There were 17 works shown, divided into two sub categories, Daily Life and Still Portraits, both of which stilled beating hearts.

Affandi was and still is a legend. The lashing, tortuous brush strokes he utilised to convey vivacity and vigour into his self portraits are just glorious to see. Those blazing reds, butter hues, shades of jade, olive, emerald and hints of coffee and flesh tinges, gives us a sense of the artist’s spiritual and emotional nadirs. We see him age, literally, before us. And those eyes... they follow you. We were hoping for an appearance by his daughter, artist Kartika Affandi-Koberl, but that was not on the cards.

Art Stage Jakarta also conducted a series of talks over two days. Conversations included a dialogue session discussing artist-collector relationships helmed by Deddy Kusuma and Chinese artist Yue Minjun, government strategies and policies in supporting the development of contemporary art by Hilmar Farid, (general director for Cultural Affairs, Ministry of Education and Culture, Indonesia) Triawan Munaf, (chief of BEKRAF) Felipe de Leon Jr. (chairman of the National Commission for Culture and the Arts) and Ricky Francisco (curator of Lopez Museum and Fundacion Sanso Museum) and the roles of art competitions and awards presided by Andonowati, (director of Lawangwangi, on Bandung Contemporary Art Award) Desiree Irawati (art division manager, Bank Mandiri on Mandiri Art Award) and Lorenzo Rudolf on Joseph Balestier Award for Freedom of Art.

As we ingest/digest Art Stage Jakarta and set our sights for 2017’s installation, we stream to poet John Keats’ laments in A Thing of Beauty (Endymion):

A thing of beauty is a joy for ever:

Its loveliness increases; it will never

Pass into nothingness; but still will keep

A bower quiet for us, and a sleep

Full of sweet dreams, and health, and quiet breathing.

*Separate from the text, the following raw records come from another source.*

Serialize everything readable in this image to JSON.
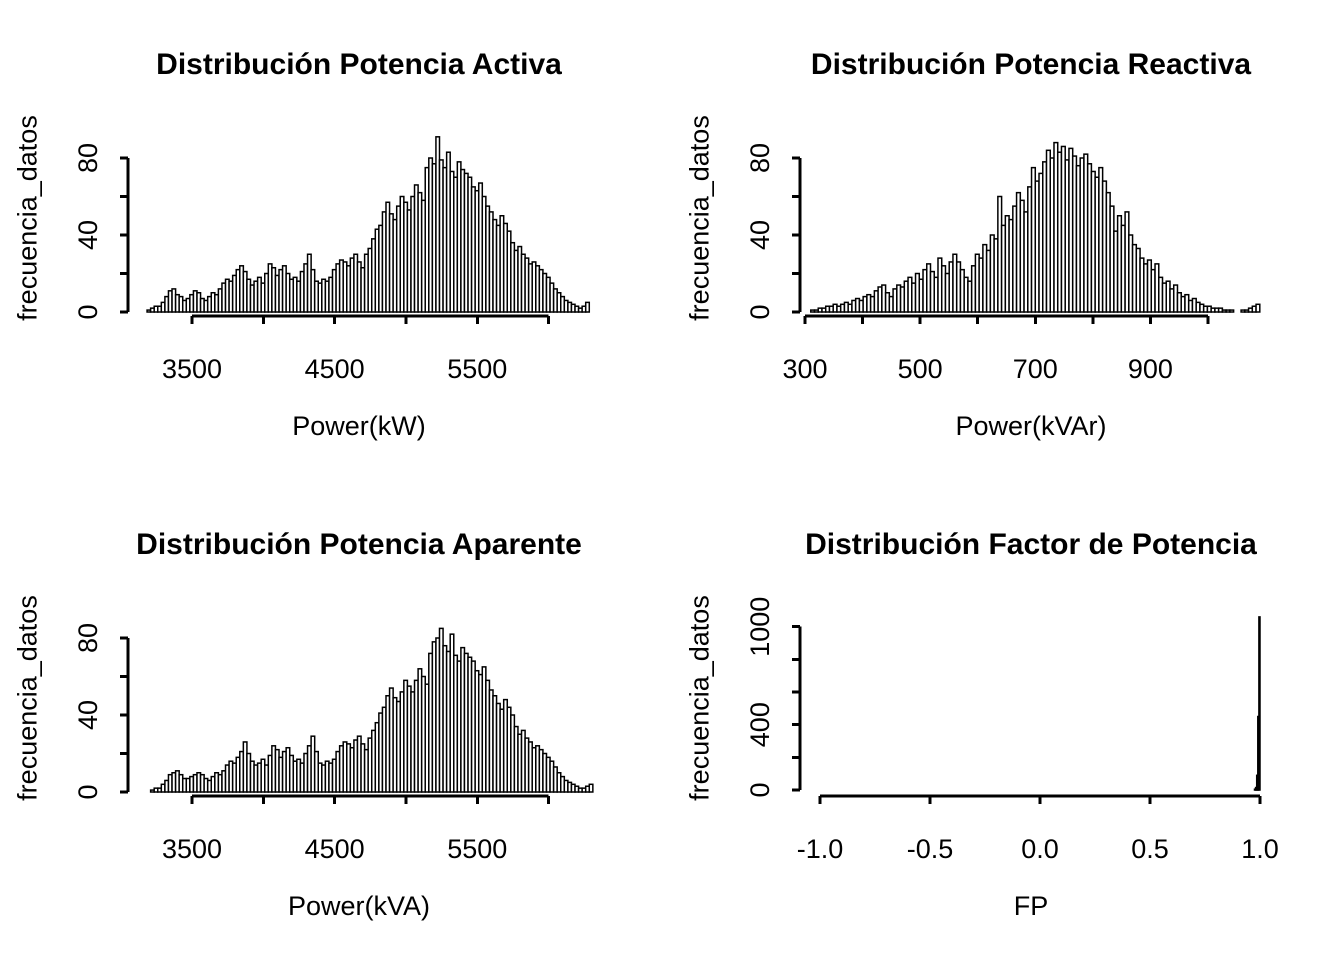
{
  "page": {
    "background": "#ffffff",
    "text_color": "#000000"
  },
  "chart_data": [
    {
      "type": "bar",
      "subtype": "histogram",
      "title": "Distribución Potencia Activa",
      "xlabel": "Power(kW)",
      "ylabel": "frecuencia_datos",
      "bar_fill": "#ffffff",
      "bar_stroke": "#000000",
      "axis_color": "#000000",
      "x_axis": {
        "ticks": [
          3500,
          4000,
          4500,
          5000,
          5500,
          6000
        ],
        "tick_labels": [
          "3500",
          "",
          "4500",
          "",
          "5500",
          ""
        ]
      },
      "y_axis": {
        "ticks": [
          0,
          20,
          40,
          60,
          80
        ],
        "tick_labels": [
          "0",
          "",
          "40",
          "",
          "80"
        ]
      },
      "xlim": [
        3050,
        6290
      ],
      "ylim": [
        0,
        95
      ],
      "hist": {
        "x_start": 3185,
        "bin_width": 25,
        "heights": [
          1,
          2,
          3,
          3,
          5,
          8,
          11,
          12,
          9,
          8,
          6,
          7,
          9,
          11,
          10,
          7,
          6,
          8,
          10,
          9,
          12,
          15,
          17,
          16,
          19,
          22,
          24,
          21,
          17,
          14,
          16,
          18,
          15,
          20,
          25,
          23,
          19,
          22,
          24,
          20,
          17,
          18,
          16,
          21,
          25,
          30,
          22,
          16,
          15,
          17,
          16,
          18,
          22,
          25,
          27,
          26,
          24,
          28,
          30,
          26,
          23,
          30,
          33,
          38,
          43,
          45,
          52,
          57,
          51,
          48,
          55,
          60,
          57,
          53,
          60,
          66,
          62,
          58,
          75,
          80,
          77,
          91,
          79,
          75,
          83,
          73,
          70,
          78,
          74,
          72,
          70,
          65,
          63,
          67,
          60,
          55,
          52,
          48,
          45,
          50,
          46,
          42,
          36,
          32,
          34,
          30,
          28,
          25,
          26,
          24,
          22,
          20,
          18,
          15,
          12,
          10,
          8,
          6,
          5,
          4,
          3,
          2,
          3,
          5
        ]
      }
    },
    {
      "type": "bar",
      "subtype": "histogram",
      "title": "Distribución Potencia Reactiva",
      "xlabel": "Power(kVAr)",
      "ylabel": "frecuencia_datos",
      "bar_fill": "#ffffff",
      "bar_stroke": "#000000",
      "axis_color": "#000000",
      "x_axis": {
        "ticks": [
          300,
          400,
          500,
          600,
          700,
          800,
          900,
          1000
        ],
        "tick_labels": [
          "300",
          "",
          "500",
          "",
          "700",
          "",
          "900",
          ""
        ]
      },
      "y_axis": {
        "ticks": [
          0,
          20,
          40,
          60,
          80
        ],
        "tick_labels": [
          "0",
          "",
          "40",
          "",
          "80"
        ]
      },
      "xlim": [
        290,
        1095
      ],
      "ylim": [
        0,
        92
      ],
      "hist": {
        "x_start": 310,
        "bin_width": 6.5,
        "heights": [
          1,
          1,
          2,
          2,
          3,
          3,
          4,
          3,
          4,
          5,
          4,
          6,
          7,
          6,
          8,
          9,
          8,
          11,
          13,
          14,
          10,
          8,
          12,
          14,
          13,
          16,
          18,
          15,
          20,
          17,
          22,
          25,
          21,
          18,
          28,
          24,
          20,
          26,
          30,
          26,
          22,
          18,
          16,
          24,
          30,
          28,
          35,
          32,
          40,
          38,
          60,
          45,
          50,
          48,
          55,
          62,
          58,
          52,
          65,
          75,
          68,
          72,
          78,
          84,
          80,
          88,
          83,
          86,
          79,
          85,
          81,
          76,
          80,
          82,
          77,
          73,
          70,
          75,
          68,
          62,
          55,
          42,
          50,
          45,
          52,
          40,
          35,
          33,
          28,
          25,
          27,
          22,
          25,
          18,
          15,
          16,
          12,
          14,
          10,
          8,
          9,
          6,
          7,
          5,
          4,
          3,
          3,
          2,
          2,
          2,
          1,
          1,
          1,
          0,
          0,
          1,
          1,
          2,
          3,
          4
        ]
      }
    },
    {
      "type": "bar",
      "subtype": "histogram",
      "title": "Distribución Potencia Aparente",
      "xlabel": "Power(kVA)",
      "ylabel": "frecuencia_datos",
      "bar_fill": "#ffffff",
      "bar_stroke": "#000000",
      "axis_color": "#000000",
      "x_axis": {
        "ticks": [
          3500,
          4000,
          4500,
          5000,
          5500,
          6000
        ],
        "tick_labels": [
          "3500",
          "",
          "4500",
          "",
          "5500",
          ""
        ]
      },
      "y_axis": {
        "ticks": [
          0,
          20,
          40,
          60,
          80
        ],
        "tick_labels": [
          "0",
          "",
          "40",
          "",
          "80"
        ]
      },
      "xlim": [
        3080,
        6320
      ],
      "ylim": [
        0,
        90
      ],
      "hist": {
        "x_start": 3210,
        "bin_width": 25,
        "heights": [
          1,
          2,
          2,
          4,
          6,
          9,
          10,
          11,
          9,
          7,
          7,
          8,
          9,
          10,
          9,
          7,
          6,
          8,
          10,
          9,
          11,
          14,
          16,
          15,
          18,
          21,
          26,
          20,
          16,
          14,
          15,
          17,
          14,
          19,
          24,
          22,
          18,
          21,
          23,
          19,
          16,
          17,
          15,
          20,
          24,
          29,
          21,
          15,
          14,
          16,
          15,
          17,
          21,
          24,
          26,
          25,
          23,
          27,
          29,
          25,
          22,
          28,
          32,
          36,
          41,
          44,
          50,
          54,
          49,
          47,
          52,
          58,
          55,
          52,
          58,
          64,
          60,
          56,
          72,
          78,
          80,
          85,
          76,
          73,
          82,
          71,
          68,
          75,
          72,
          70,
          68,
          63,
          61,
          65,
          58,
          53,
          50,
          46,
          43,
          48,
          44,
          40,
          34,
          30,
          32,
          28,
          26,
          23,
          24,
          22,
          20,
          18,
          16,
          13,
          10,
          8,
          6,
          5,
          4,
          3,
          2,
          2,
          3,
          4
        ]
      }
    },
    {
      "type": "bar",
      "subtype": "histogram",
      "title": "Distribución Factor de Potencia",
      "xlabel": "FP",
      "ylabel": "frecuencia_datos",
      "bar_fill": "#ffffff",
      "bar_stroke": "#000000",
      "axis_color": "#000000",
      "x_axis": {
        "ticks": [
          -1.0,
          -0.5,
          0.0,
          0.5,
          1.0
        ],
        "tick_labels": [
          "-1.0",
          "-0.5",
          "0.0",
          "0.5",
          "1.0"
        ]
      },
      "y_axis": {
        "ticks": [
          0,
          200,
          400,
          600,
          800,
          1000
        ],
        "tick_labels": [
          "0",
          "",
          "400",
          "",
          "",
          "1000"
        ]
      },
      "xlim": [
        -1.16,
        1.0
      ],
      "ylim": [
        0,
        1100
      ],
      "hist": {
        "x_start": 0.975,
        "bin_width": 0.005,
        "heights": [
          5,
          15,
          90,
          450,
          1060
        ]
      }
    }
  ]
}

Therefore, on every morrow, are we wreathing

A flowery band to bind us to the earth,

Spite of despondence, of the inhuman dearth

Of noble natures, of the gloomy days,

Of all the unhealthy and o’er-darkn’d ways

Made for our searching: yes, inspite of all,

Some shape of beauty moves away the pall

From our dark spirits. Such the sun, the moon,

Trees old and young, sprouting a shady boon

For simple sheep; and such are daffodils

With the green world they live in; and clear rills

That for themselves a cooling covert make

‘Gainst the hot season; the mid-forest brake,

Rich with a sprinkling of fair musk-rose blooms:

And such too is the grandeur of the dooms

We have imagined for the mightydead;

An endless fountain of immortal drink,

Pouring unto us from the heaven’s brink.